La voiture électrique s’impose comme une solution pour concilier le modèle du tout automobile et le retour d’un air sain en ville. Mais les problèmes de coût, d’autonomie, d’impact sur le réseau électrique et de gestion des batteries, n’en font pas encore la solution idéale, pour peu qu’une telle solution puisse exister. Le vélo électrique est l’alternative la moins gourmande en lithium et en énergie, en comparaison aux scooters et voitures électriques. Pour un même niveau de silence et d’indépendance vis-à-vis du pétrole. C’est aussi le seul véhicule « motorisé » à rester vraiment plus léger que l’utilisateur lui-même, si l’on écarte les trottinettes.

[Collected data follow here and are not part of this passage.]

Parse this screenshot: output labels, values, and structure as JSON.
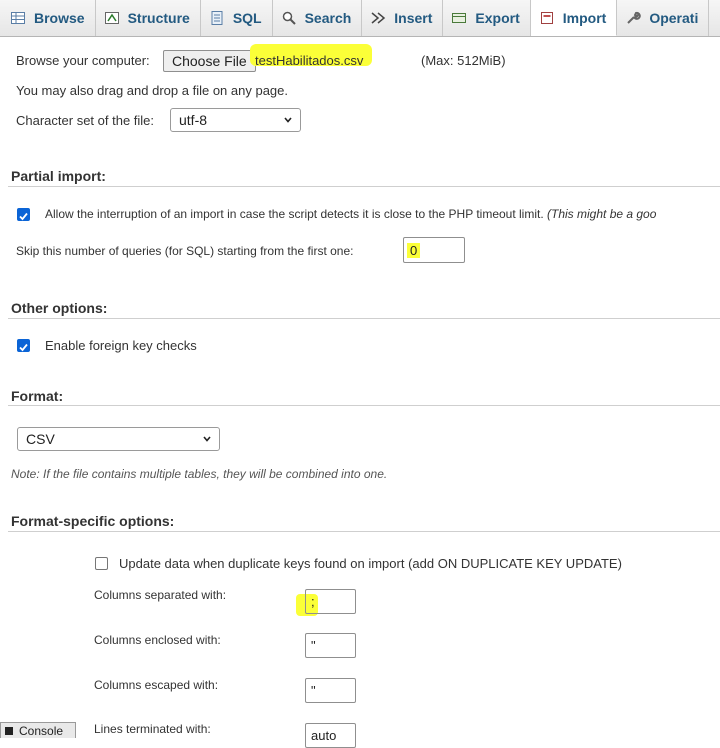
{
  "tabs": [
    {
      "label": "Browse",
      "icon": "table-icon"
    },
    {
      "label": "Structure",
      "icon": "structure-icon"
    },
    {
      "label": "SQL",
      "icon": "sql-icon"
    },
    {
      "label": "Search",
      "icon": "search-icon"
    },
    {
      "label": "Insert",
      "icon": "insert-icon"
    },
    {
      "label": "Export",
      "icon": "export-icon"
    },
    {
      "label": "Import",
      "icon": "import-icon",
      "active": true
    },
    {
      "label": "Operati",
      "icon": "wrench-icon"
    }
  ],
  "file": {
    "browse_label": "Browse your computer:",
    "choose_button": "Choose File",
    "file_name": "testHabilitados.csv",
    "max_size": "(Max: 512MiB)",
    "drag_hint": "You may also drag and drop a file on any page.",
    "charset_label": "Character set of the file:",
    "charset_value": "utf-8"
  },
  "partial": {
    "heading": "Partial import:",
    "allow_interrupt": "Allow the interruption of an import in case the script detects it is close to the PHP timeout limit.",
    "allow_interrupt_note": "(This might be a goo",
    "allow_checked": true,
    "skip_label": "Skip this number of queries (for SQL) starting from the first one:",
    "skip_value": "0"
  },
  "other": {
    "heading": "Other options:",
    "foreign_keys": "Enable foreign key checks",
    "foreign_checked": true
  },
  "format": {
    "heading": "Format:",
    "value": "CSV",
    "note": "Note: If the file contains multiple tables, they will be combined into one."
  },
  "format_specific": {
    "heading": "Format-specific options:",
    "update_dup": "Update data when duplicate keys found on import (add ON DUPLICATE KEY UPDATE)",
    "update_checked": false,
    "sep_label": "Columns separated with:",
    "sep_value": ";",
    "enclosed_label": "Columns enclosed with:",
    "enclosed_value": "\"",
    "escaped_label": "Columns escaped with:",
    "escaped_value": "\"",
    "lines_label": "Lines terminated with:",
    "lines_value": "auto"
  },
  "console_label": "Console",
  "colors": {
    "accent": "#0b64d6",
    "tab_text": "#235a81",
    "highlight": "#fbff38"
  }
}
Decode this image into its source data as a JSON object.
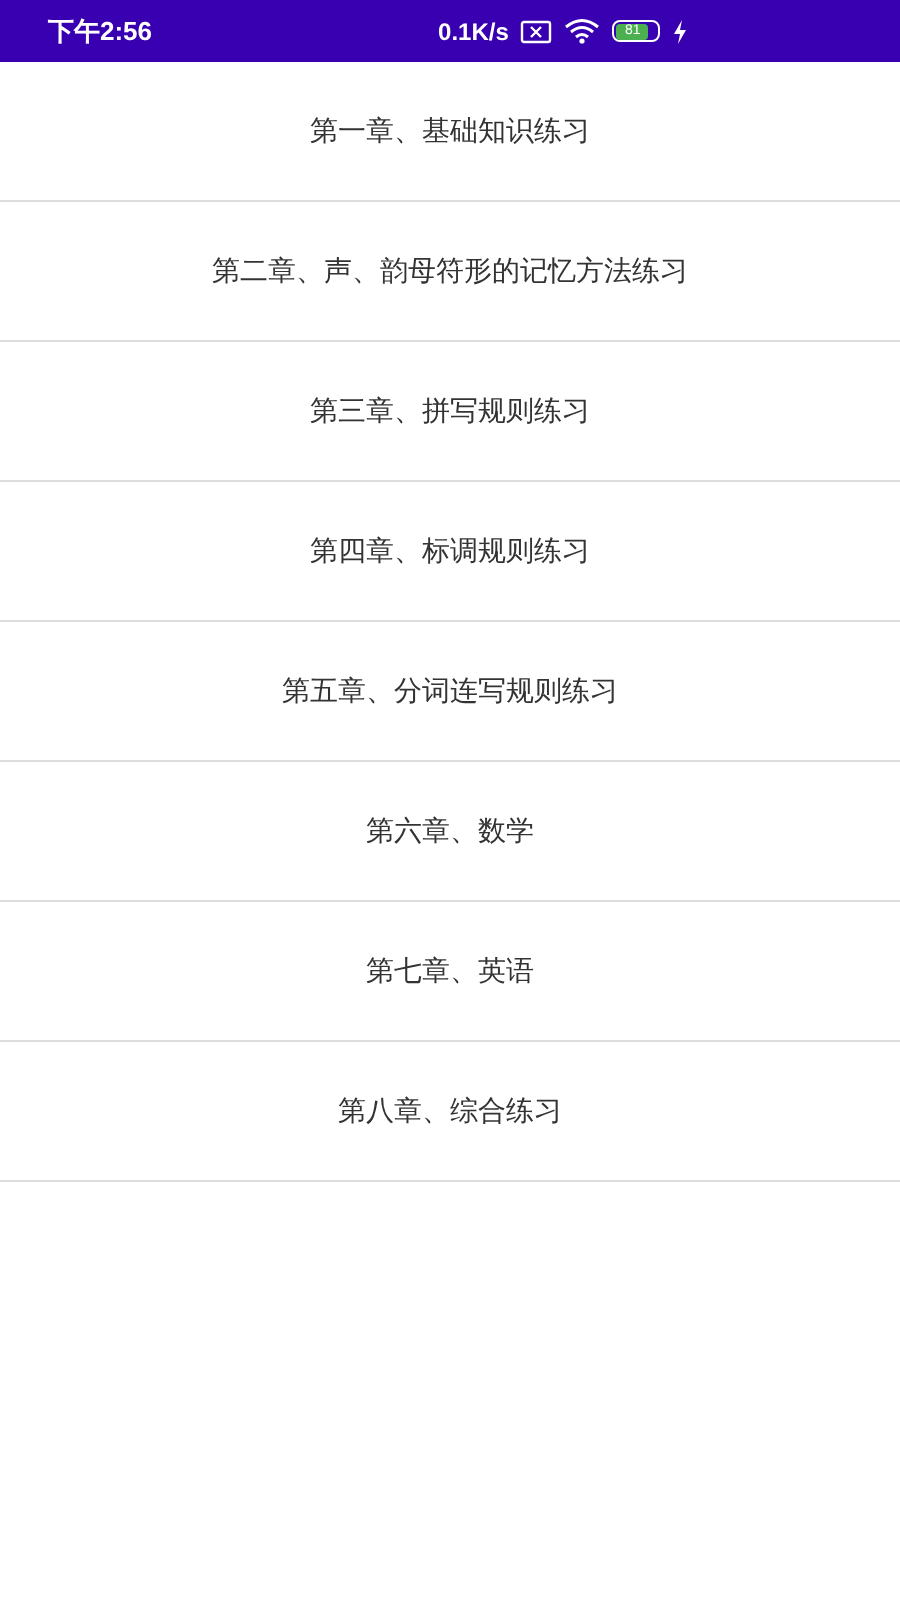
{
  "status_bar": {
    "time": "下午2:56",
    "net_speed": "0.1K/s",
    "battery": "81"
  },
  "chapters": [
    {
      "title": "第一章、基础知识练习"
    },
    {
      "title": "第二章、声、韵母符形的记忆方法练习"
    },
    {
      "title": "第三章、拼写规则练习"
    },
    {
      "title": "第四章、标调规则练习"
    },
    {
      "title": "第五章、分词连写规则练习"
    },
    {
      "title": "第六章、数学"
    },
    {
      "title": "第七章、英语"
    },
    {
      "title": "第八章、综合练习"
    }
  ]
}
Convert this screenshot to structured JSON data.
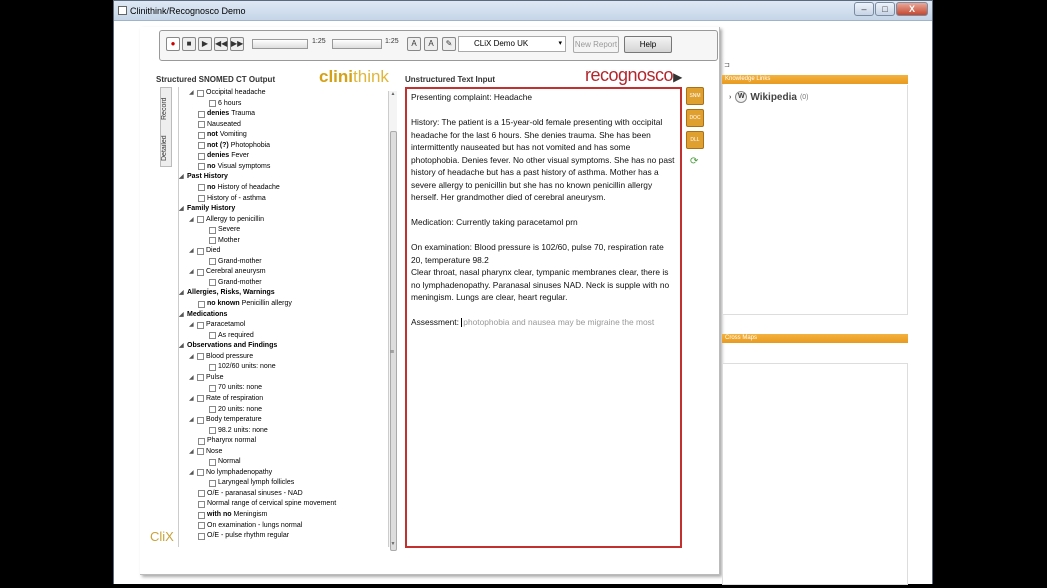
{
  "window": {
    "title": "Clinithink/Recognosco Demo",
    "minimize": "–",
    "maximize": "□",
    "close": "X"
  },
  "toolbar": {
    "record": "●",
    "stop": "■",
    "play": "▶",
    "rewind": "◀◀",
    "forward": "▶▶",
    "time_left": "1:25",
    "time_right": "1:25",
    "font_up": "A",
    "font_down": "A",
    "language": "CLiX Demo UK",
    "new_report": "New Report",
    "help": "Help"
  },
  "left_panel": {
    "title": "Structured SNOMED CT Output",
    "logo_part1": "clini",
    "logo_part2": "think",
    "tab_record": "Record",
    "tab_detailed": "Detailed",
    "footer_logo": "CliX",
    "grip": "≡"
  },
  "tree": [
    {
      "level": 1,
      "toggle": "◢",
      "check": true,
      "text": "Occipital headache"
    },
    {
      "level": 2,
      "check": true,
      "text": "6 hours"
    },
    {
      "level": 1,
      "check": true,
      "mod": "denies",
      "text": "Trauma"
    },
    {
      "level": 1,
      "check": true,
      "text": "Nauseated"
    },
    {
      "level": 1,
      "check": true,
      "mod": "not",
      "text": "Vomiting"
    },
    {
      "level": 1,
      "check": true,
      "mod": "not (?)",
      "text": "Photophobia"
    },
    {
      "level": 1,
      "check": true,
      "mod": "denies",
      "text": "Fever"
    },
    {
      "level": 1,
      "check": true,
      "mod": "no",
      "text": "Visual symptoms"
    },
    {
      "level": 0,
      "toggle": "◢",
      "header": true,
      "text": "Past History"
    },
    {
      "level": 1,
      "check": true,
      "mod": "no",
      "text": "History of headache"
    },
    {
      "level": 1,
      "check": true,
      "text": "History of - asthma"
    },
    {
      "level": 0,
      "toggle": "◢",
      "header": true,
      "text": "Family History"
    },
    {
      "level": 1,
      "toggle": "◢",
      "check": true,
      "text": "Allergy to penicillin"
    },
    {
      "level": 2,
      "check": true,
      "text": "Severe"
    },
    {
      "level": 2,
      "check": true,
      "text": "Mother"
    },
    {
      "level": 1,
      "toggle": "◢",
      "check": true,
      "text": "Died"
    },
    {
      "level": 2,
      "check": true,
      "text": "Grand-mother"
    },
    {
      "level": 1,
      "toggle": "◢",
      "check": true,
      "text": "Cerebral aneurysm"
    },
    {
      "level": 2,
      "check": true,
      "text": "Grand-mother"
    },
    {
      "level": 0,
      "toggle": "◢",
      "header": true,
      "text": "Allergies, Risks, Warnings"
    },
    {
      "level": 1,
      "check": true,
      "mod": "no known",
      "text": "Penicillin allergy"
    },
    {
      "level": 0,
      "toggle": "◢",
      "header": true,
      "text": "Medications"
    },
    {
      "level": 1,
      "toggle": "◢",
      "check": true,
      "text": "Paracetamol"
    },
    {
      "level": 2,
      "check": true,
      "text": "As required"
    },
    {
      "level": 0,
      "toggle": "◢",
      "header": true,
      "text": "Observations and Findings"
    },
    {
      "level": 1,
      "toggle": "◢",
      "check": true,
      "text": "Blood pressure"
    },
    {
      "level": 2,
      "check": true,
      "text": "102/60 units: none"
    },
    {
      "level": 1,
      "toggle": "◢",
      "check": true,
      "text": "Pulse"
    },
    {
      "level": 2,
      "check": true,
      "text": "70 units: none"
    },
    {
      "level": 1,
      "toggle": "◢",
      "check": true,
      "text": "Rate of respiration"
    },
    {
      "level": 2,
      "check": true,
      "text": "20 units: none"
    },
    {
      "level": 1,
      "toggle": "◢",
      "check": true,
      "text": "Body temperature"
    },
    {
      "level": 2,
      "check": true,
      "text": "98.2 units: none"
    },
    {
      "level": 1,
      "check": true,
      "text": "Pharynx normal"
    },
    {
      "level": 1,
      "toggle": "◢",
      "check": true,
      "text": "Nose"
    },
    {
      "level": 2,
      "check": true,
      "text": "Normal"
    },
    {
      "level": 1,
      "toggle": "◢",
      "check": true,
      "text": "No lymphadenopathy"
    },
    {
      "level": 2,
      "check": true,
      "text": "Laryngeal lymph follicles"
    },
    {
      "level": 1,
      "check": true,
      "text": "O/E - paranasal sinuses - NAD"
    },
    {
      "level": 1,
      "check": true,
      "text": "Normal range of cervical spine movement"
    },
    {
      "level": 1,
      "check": true,
      "mod": "with no",
      "text": "Meningism"
    },
    {
      "level": 1,
      "check": true,
      "text": "On examination - lungs normal"
    },
    {
      "level": 1,
      "check": true,
      "text": "O/E - pulse rhythm regular"
    }
  ],
  "center_panel": {
    "title": "Unstructured Text Input",
    "logo": "recognosco",
    "logo_arrow": "▶",
    "paragraphs": [
      "Presenting complaint: Headache",
      "History: The patient is a 15-year-old female presenting with occipital headache for the last 6 hours. She denies trauma. She has been intermittently nauseated but has not vomited and has some photophobia. Denies fever. No other visual symptoms. She has no past history of headache but has a past history of asthma. Mother has a severe allergy to penicillin but she has no known penicillin allergy herself. Her grandmother died of cerebral aneurysm.",
      "Medication: Currently taking paracetamol prn",
      "On examination: Blood pressure is 102/60, pulse 70, respiration rate 20, temperature 98.2\nClear throat, nasal pharynx clear, tympanic membranes clear, there is no lymphadenopathy. Paranasal sinuses NAD. Neck is supple with no meningism. Lungs are clear, heart regular."
    ],
    "assessment_label": "Assessment:",
    "assessment_suggestion": "photophobia and nausea may be migraine the most",
    "side_buttons": [
      "SNM",
      "DOC",
      "DLL"
    ],
    "refresh": "⟳"
  },
  "right_panel": {
    "pin": "⊐",
    "knowledge_links_title": "Knowledge Links",
    "wikipedia_label": "Wikipedia",
    "wikipedia_count": "(0)",
    "wiki_icon": "W",
    "expand": "›",
    "cross_maps_title": "Cross Maps"
  },
  "colors": {
    "accent_orange": "#e89a20",
    "text_border_red": "#c23030",
    "clinithink_gold": "#d4a117",
    "recognosco_red": "#b3272c"
  }
}
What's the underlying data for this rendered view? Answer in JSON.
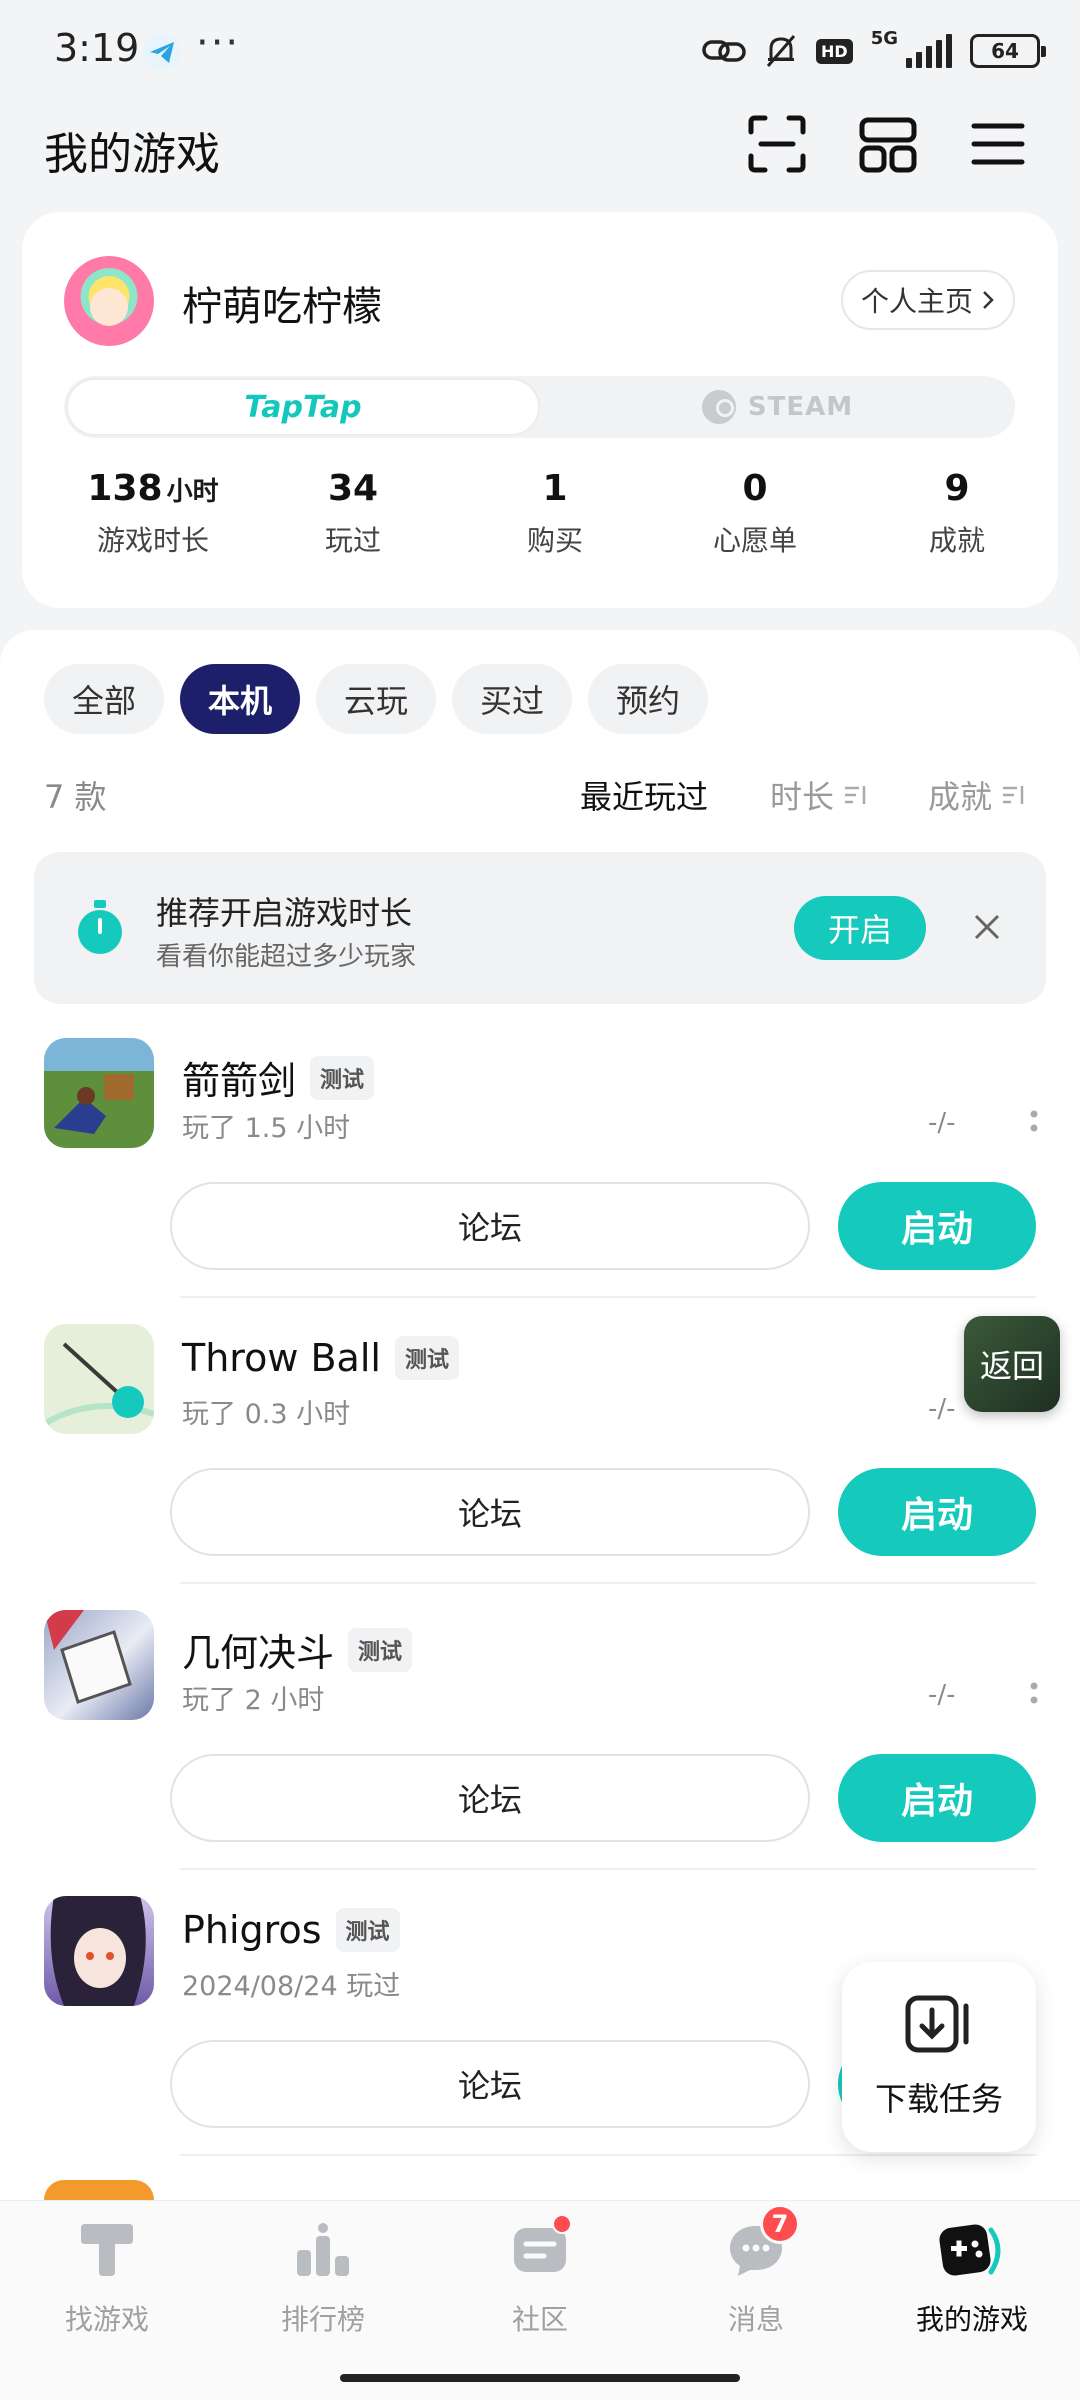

Ainsi, le vélo à assistance électrique (VAE) peut répondre à un besoin de mobilité sur des parcours allant de quelques kilomètres à quelques dizaines de kilomètres par jour. La plupart des VAE commercialisés depuis leur apparition ont été des modèles de ville. Mais tout comme le vélo conventionnel, le vélo électrique répond à des attentes bien plus larges. Notamment dans le domaine des loisirs, à en juger le boom actuel des VTT électriques. Les ventes explosent chez nos voisins allemands, autrichiens et suisses. De très grandes marques misent parfois exclusivement sur ce secteur.

Des freins : le manque de place et le risque de se faire voler son vélo

Le vélo électrique de ville présente encore certains inconvénients qui retiennent une partie des utilisateurs potentiels à franchir le pas. La taille du vélo en lui-même, qu’il soit électrique ou purement mécanique, est l’un des principaux freins. Où ranger son vélo lorsque l’on vit dans un logement étroit, sans garage ni cour intérieure privée, avec des escaliers ou au mieux un petit ascenseur? Le laisser dans la rue comporte toujours un risque. Selon de nombreux détaillants de cycles, la crainte du vol est un autre frein qui revient régulièrement lorsqu’un client réfléchit à un investir dans un VAE. Opter pour un modèle pliable répond partiellement aux problèmes de taille et de stockage. Et cela ouvre les portes vers des combinaisons de transport intéressantes.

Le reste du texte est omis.